The comparative steel P-2 has a low holding temperature during the second stage annealing of the two-step type box annealing, a small amount of austenite is generated, and the number ratio of carbides at the ferrite grain boundaries cannot be increased. Inter-workability decreased. The comparative steel Y-2 has a long holding time during the second stage annealing of the two-step type box annealing, and the dissolution of carbides is accelerated, so that the remaining carbides are reduced, and the pearlite transformation occurs in the structure after the slow cooling. Could not be suppressed, and cold forgeability was reduced.
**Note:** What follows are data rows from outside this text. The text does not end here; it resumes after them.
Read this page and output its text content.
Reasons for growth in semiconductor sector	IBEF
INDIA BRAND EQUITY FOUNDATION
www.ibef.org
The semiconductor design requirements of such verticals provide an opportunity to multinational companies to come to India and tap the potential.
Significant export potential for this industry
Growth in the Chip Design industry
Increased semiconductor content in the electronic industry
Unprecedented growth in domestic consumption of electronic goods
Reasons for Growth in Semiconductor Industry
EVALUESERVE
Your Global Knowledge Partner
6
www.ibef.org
Comparative steel D-2 had a high cooling rate from the end of the second stage annealing of the two-step type box annealing to 650 ° C., and pearlite transformation occurred during cooling, resulting in a decrease in cold workability.
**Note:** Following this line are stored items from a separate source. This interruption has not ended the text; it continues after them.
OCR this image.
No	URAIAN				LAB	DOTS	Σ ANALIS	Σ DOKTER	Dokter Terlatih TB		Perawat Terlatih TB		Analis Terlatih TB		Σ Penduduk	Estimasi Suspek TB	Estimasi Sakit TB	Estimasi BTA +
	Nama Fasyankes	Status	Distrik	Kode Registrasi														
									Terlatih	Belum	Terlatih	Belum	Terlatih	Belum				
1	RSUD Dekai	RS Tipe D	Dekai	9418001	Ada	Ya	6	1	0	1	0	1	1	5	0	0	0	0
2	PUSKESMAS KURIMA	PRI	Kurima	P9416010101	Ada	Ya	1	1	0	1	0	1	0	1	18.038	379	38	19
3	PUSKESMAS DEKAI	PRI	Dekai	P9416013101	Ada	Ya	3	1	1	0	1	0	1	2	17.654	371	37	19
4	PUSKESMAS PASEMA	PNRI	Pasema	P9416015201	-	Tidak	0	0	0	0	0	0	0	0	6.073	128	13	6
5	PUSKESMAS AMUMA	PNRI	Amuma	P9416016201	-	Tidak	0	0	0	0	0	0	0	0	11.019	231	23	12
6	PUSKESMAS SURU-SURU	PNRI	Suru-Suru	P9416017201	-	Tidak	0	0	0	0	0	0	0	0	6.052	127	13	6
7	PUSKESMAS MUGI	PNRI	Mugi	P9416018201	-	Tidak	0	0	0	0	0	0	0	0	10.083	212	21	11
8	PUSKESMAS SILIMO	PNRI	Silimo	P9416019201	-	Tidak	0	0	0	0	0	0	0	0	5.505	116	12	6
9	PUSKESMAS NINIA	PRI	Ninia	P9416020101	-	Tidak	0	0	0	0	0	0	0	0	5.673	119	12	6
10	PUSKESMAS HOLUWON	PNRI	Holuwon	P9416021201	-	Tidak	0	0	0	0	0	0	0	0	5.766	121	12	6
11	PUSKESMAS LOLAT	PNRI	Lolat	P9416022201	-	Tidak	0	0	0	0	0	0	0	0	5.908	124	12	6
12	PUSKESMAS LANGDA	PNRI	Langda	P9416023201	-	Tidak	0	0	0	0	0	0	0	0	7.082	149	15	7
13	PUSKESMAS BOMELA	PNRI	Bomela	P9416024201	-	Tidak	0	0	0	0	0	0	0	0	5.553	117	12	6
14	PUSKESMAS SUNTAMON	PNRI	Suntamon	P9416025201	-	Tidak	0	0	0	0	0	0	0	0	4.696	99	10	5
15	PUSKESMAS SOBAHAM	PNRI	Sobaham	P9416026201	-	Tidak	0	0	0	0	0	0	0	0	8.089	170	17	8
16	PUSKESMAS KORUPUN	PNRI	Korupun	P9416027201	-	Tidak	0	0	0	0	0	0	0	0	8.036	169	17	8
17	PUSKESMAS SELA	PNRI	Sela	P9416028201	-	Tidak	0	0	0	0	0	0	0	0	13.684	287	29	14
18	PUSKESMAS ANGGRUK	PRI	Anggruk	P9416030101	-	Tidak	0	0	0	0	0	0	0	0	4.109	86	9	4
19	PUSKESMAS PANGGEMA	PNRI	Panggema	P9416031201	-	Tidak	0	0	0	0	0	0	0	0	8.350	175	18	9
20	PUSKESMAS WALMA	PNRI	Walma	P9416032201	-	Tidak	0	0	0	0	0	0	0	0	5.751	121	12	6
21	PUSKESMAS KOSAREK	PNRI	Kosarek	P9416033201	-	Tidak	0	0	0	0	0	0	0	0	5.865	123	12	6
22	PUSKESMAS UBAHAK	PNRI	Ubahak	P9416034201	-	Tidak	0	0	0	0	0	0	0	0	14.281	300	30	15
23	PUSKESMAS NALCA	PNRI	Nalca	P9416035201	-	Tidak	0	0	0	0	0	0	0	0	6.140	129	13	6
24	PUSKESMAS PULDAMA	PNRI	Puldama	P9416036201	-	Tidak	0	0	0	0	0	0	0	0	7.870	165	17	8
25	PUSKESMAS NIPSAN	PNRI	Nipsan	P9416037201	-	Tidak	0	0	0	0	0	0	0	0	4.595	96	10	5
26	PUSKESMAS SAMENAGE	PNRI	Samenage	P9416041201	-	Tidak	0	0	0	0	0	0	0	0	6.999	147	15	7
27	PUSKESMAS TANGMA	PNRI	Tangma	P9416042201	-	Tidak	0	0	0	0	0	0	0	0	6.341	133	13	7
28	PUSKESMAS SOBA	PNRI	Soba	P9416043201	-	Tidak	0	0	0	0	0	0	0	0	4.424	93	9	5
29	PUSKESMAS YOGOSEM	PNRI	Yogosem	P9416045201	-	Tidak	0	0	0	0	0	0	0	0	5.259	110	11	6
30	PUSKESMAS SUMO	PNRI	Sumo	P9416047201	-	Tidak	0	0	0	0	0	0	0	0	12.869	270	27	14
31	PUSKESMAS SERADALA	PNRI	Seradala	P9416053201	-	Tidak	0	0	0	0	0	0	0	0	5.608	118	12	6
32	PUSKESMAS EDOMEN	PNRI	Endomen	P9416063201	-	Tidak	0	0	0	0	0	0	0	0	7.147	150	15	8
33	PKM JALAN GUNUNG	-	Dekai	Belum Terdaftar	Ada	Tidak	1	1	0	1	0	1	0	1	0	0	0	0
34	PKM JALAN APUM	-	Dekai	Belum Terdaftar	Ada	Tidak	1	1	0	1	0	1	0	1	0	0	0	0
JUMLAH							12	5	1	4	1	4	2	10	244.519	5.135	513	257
As described above, according to the present invention, it is possible to manufacture and provide a steel sheet having excellent formability and wear resistance. Since the steel sheet of the present invention is a steel sheet suitable as a material for automobile parts, blades, and other machine parts manufactured through processing steps such as punching, bending, and pressing, the present invention has industrial applicability. It is expensive.

Claims (3)

1. % By mass
   C: 0.10 to 0.40%,
   Si: 0.01 to 0.30%,
   Mn: 1.00 to 2.00%,
   P: 0.020% or less,
   S: 0.010% or less,
   Al: 0.001 to 0.10%,
   N: 0.010% or less,
   O: 0.020% or less,
   Cr: 0.50% or less,
   Mo: 0.10% or less,
   Nb: 0.10% or less,
   V: 0.10% or less,
   Cu: 0.10% or less,
   W: 0.10% or less,
   Ta: 0.10% or less,
   Ni: 0.10% or less,
   Sn: 0.050% or less,
   Sb: 0.050% or less,
   As: 0.050% or less,
   Mg: 0.050% or less,
   Ca: 0.050% or less,
   Y: 0.050% or less,
   Zr: 0.050% or less,
   La: 0.050% or less,
   Ce: a steel plate containing 0.050% or less, the balance being Fe and inevitable impurities,
   The ratio of the number of carbides in the ferrite grain boundary to the number of carbides in the ferrite grains of the steel sheet is more than 1,
   The ferrite grain size is 5 μm or more and 50 μm or less, and the area ratio of pearlite is 6% or less,
   A steel sheet, wherein the steel sheet has a Vickers hardness of 100 HV or more and 170 HV or less.
2. Instead of a part of the Fe,
   Ti: 0.10% or less, and B: 0.010% or less,
   The steel plate according to claim 1, comprising one or two of the following.
3. It is a manufacturing method which manufactures the steel plate according to claim 1 or 2,
   The steel slab having the component composition according to claim 1 or 2 is subjected to hot rolling to complete finish rolling in a temperature range of 750 ° C. or higher and 850 ° C. or lower to obtain a hot-rolled steel plate,
   Winding the hot-rolled steel sheet at 400 ° C. or higher and 550 ° C. or lower,
   Pickled hot rolled steel sheet,
   The pickled hot-rolled steel sheet is annealed in the first stage for holding in the temperature range of 650 ° C. to 720 ° C. for 3 hours to 60 hours,
   Second-stage annealing is performed to hold the hot-rolled steel sheet in a temperature range of 725 ° C. to 790 ° C. for 3 hours to 50 hours,
   A method for producing a steel sheet, comprising: cooling a hot-rolled steel sheet after annealing to 650 ° C. at a cooling rate of 1 ° C./hour to 30 ° C./hour.